Choć oczywiście najlepiej mieć więcej niż mniej :]

Krzysztof Sobolewski pisze...

Zgadzam się, że IKZE nie będzie (przynajmniej w obecnie proponowanej formie) dobrym rozwiązaniem.

III filar ma jakąś dziwną tendencję do obrastania instytucjami i rozwiązaniami, które są mało praktyczne i popularne.

Sam, póki co, wybrałem model odkładania na emeryturę samemu, bez pomocy tych państwowych wynalazków, i jestem zadowolony.

Cheed pisze...

@Tomasz Kozłowski - myślę, że te pieniądze być może w przyszłości mogą być zagospodarowane przez państwowy ZUS. Być może wykształci on w sobie komórkę kapitałową, które przejmie od instytucji finansowych zarządzane przez nas aktywa na zasadzie zapisu księgowego (w przyszłości wam oddamy... o ile wystarczy pieniędzy).

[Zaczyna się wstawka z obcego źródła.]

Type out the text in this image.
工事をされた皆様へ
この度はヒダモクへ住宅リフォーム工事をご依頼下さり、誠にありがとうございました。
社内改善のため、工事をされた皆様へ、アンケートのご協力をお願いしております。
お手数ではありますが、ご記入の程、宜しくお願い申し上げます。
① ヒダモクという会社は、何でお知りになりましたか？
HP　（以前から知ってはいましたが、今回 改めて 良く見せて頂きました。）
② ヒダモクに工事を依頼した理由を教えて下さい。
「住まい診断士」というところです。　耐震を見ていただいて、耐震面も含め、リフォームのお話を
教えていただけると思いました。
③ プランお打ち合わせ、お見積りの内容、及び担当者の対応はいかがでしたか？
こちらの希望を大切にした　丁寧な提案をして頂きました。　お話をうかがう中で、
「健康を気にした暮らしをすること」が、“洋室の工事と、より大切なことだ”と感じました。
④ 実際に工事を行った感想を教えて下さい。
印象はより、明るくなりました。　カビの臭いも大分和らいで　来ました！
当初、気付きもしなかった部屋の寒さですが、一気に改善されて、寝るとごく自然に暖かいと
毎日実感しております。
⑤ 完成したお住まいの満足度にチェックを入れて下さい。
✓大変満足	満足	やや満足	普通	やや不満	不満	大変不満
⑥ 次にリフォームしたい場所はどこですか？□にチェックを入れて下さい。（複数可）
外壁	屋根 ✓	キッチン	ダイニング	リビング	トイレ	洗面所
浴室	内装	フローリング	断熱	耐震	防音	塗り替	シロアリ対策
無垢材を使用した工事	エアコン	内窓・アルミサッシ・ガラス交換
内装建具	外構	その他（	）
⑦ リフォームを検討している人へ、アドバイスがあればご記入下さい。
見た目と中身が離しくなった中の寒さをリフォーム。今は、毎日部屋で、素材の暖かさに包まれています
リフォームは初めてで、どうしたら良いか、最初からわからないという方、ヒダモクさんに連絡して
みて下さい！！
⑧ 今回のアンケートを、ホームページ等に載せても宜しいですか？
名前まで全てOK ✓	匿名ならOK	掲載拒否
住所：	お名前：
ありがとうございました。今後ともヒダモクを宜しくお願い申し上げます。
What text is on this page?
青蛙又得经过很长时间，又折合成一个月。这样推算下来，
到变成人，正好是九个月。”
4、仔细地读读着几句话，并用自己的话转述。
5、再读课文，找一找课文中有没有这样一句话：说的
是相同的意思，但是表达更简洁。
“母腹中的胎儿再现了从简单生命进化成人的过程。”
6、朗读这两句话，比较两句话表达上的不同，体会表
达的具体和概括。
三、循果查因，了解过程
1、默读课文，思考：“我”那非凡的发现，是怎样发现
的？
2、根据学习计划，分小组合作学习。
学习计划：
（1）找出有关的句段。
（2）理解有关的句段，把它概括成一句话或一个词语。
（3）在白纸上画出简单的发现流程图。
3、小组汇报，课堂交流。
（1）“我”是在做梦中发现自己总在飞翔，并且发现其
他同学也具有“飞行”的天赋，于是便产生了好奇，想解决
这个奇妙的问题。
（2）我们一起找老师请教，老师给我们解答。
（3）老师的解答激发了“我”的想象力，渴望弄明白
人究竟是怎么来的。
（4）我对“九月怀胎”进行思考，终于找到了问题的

@Anonimowy - mam podobne odczucia.

@Anonimowy2 - tak jak napisałeś to są przewidywania i nie wyobrażam sobie, żeby iść w przyszłość z przesłaniem "jakoś to będzie" nie planując niczego. Ja bardziej nie rozumiem ludzi, którzy łożą na ten system jak głupi i ostatecznie stwierdzają, że od państwa nie oczekują niczego i trzeba na własną emeryturę uzbierać samemu. To po co zakładać 20 różnych rachunków w bankach, żeby zyskać parę groszy miesięcznie, aby następnie lekko machnąć ręką na kilkaset złotych miesięcznie, które idzie do ZUS...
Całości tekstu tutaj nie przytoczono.